Outlast Trinity includes Outlast, the Whistleblower DLC and Outlast 2.

Available on PlayStation 4, Xbox One, Windows PC, Mac and Linux
Get it here: Amazon | GameStop | Best Buy | Steam

Prey


Prey - Morgan Yu looking at his eye

Prey, a first-person shooter that’s a spiritual successor to the legendary game System Shock, is more of an action-adventure game than outright horror. Still, there are some terrifying jump scares, courtesy of aliens who shape shift into inanimate objects, that earn Prey a spot on this list.

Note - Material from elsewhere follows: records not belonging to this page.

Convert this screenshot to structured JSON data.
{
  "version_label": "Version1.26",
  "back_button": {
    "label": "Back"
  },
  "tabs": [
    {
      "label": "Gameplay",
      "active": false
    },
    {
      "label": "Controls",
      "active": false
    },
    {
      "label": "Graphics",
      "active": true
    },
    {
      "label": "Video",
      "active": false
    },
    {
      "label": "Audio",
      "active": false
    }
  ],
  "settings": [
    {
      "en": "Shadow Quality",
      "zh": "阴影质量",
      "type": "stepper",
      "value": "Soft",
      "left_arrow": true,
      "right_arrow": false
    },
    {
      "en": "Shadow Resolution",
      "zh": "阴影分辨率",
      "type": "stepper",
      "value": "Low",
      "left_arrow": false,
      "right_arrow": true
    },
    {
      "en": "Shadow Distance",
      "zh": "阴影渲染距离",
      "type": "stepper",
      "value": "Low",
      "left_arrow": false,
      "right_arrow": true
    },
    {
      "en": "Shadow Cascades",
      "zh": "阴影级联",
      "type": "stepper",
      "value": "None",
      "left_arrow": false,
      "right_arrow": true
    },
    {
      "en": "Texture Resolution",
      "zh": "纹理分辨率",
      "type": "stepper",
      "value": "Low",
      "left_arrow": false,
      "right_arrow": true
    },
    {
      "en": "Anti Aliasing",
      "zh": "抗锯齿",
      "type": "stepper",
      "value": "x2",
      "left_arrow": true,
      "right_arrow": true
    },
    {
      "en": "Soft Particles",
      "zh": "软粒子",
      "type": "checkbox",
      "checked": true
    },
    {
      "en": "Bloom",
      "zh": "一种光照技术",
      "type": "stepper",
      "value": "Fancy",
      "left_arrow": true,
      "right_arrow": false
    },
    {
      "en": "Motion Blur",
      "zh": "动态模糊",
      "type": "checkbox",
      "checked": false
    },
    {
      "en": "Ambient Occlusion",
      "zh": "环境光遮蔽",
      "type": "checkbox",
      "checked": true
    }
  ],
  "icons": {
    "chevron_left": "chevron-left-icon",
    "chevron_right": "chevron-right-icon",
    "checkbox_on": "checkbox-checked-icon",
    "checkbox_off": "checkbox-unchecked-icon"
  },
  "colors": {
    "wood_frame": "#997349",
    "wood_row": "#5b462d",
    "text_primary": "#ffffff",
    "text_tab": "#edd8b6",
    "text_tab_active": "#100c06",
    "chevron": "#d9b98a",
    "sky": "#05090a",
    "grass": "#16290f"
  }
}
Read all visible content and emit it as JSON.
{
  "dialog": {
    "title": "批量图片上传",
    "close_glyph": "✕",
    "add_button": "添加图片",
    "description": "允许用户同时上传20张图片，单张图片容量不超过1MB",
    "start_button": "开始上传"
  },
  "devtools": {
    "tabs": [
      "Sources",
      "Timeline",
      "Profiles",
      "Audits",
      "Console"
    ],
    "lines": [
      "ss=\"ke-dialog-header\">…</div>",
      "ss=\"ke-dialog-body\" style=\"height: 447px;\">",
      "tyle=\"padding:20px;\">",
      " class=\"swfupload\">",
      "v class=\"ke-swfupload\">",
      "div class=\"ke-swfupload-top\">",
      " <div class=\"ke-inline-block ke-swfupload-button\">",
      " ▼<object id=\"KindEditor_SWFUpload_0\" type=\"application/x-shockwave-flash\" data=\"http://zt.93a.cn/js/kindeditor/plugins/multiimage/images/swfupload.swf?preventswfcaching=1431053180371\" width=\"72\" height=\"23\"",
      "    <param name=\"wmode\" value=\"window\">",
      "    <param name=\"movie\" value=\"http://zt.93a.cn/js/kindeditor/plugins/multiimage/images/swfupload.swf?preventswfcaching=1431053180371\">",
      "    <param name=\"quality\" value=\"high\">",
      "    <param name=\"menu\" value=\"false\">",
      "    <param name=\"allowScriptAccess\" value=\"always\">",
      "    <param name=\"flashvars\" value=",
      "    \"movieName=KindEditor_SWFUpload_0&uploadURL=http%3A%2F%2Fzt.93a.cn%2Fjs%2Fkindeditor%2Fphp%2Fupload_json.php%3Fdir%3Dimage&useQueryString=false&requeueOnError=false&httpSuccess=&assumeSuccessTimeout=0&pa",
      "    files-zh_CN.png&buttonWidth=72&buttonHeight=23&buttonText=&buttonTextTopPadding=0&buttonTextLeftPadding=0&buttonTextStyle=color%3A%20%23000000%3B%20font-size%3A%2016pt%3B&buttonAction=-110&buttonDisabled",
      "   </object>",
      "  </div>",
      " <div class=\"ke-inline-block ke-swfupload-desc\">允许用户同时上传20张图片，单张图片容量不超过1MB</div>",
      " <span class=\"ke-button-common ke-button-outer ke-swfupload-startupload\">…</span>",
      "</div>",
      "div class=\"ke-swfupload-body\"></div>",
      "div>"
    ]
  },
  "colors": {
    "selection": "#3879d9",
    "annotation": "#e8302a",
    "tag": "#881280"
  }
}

Available on PlayStation 4, Xbox One and Windows PC.
Get it here: Amazon | GameStop | Best Buy | Microsoft Store | PlayStation Store | Steam

BioShock


BioShock

Also a first-person shooter and System Shock spiritual successor, BioShock is more outwardly horror-inspired than Prey, with gruesome scenes involving a deranged plastic surgeon, a sadistic artist and of course the Big Daddies. Gaining the ability to control the latter is what keeps BioShock from being classified as a fully fledged horror game, according to Polygon’s resident horror expert, Jenna Stoeber.

On modern consoles, BioShock is only available as part of the remastered BioShock Collection, which compiles remastered versions of BioShock, BioShock 2 and BioShock Infinite.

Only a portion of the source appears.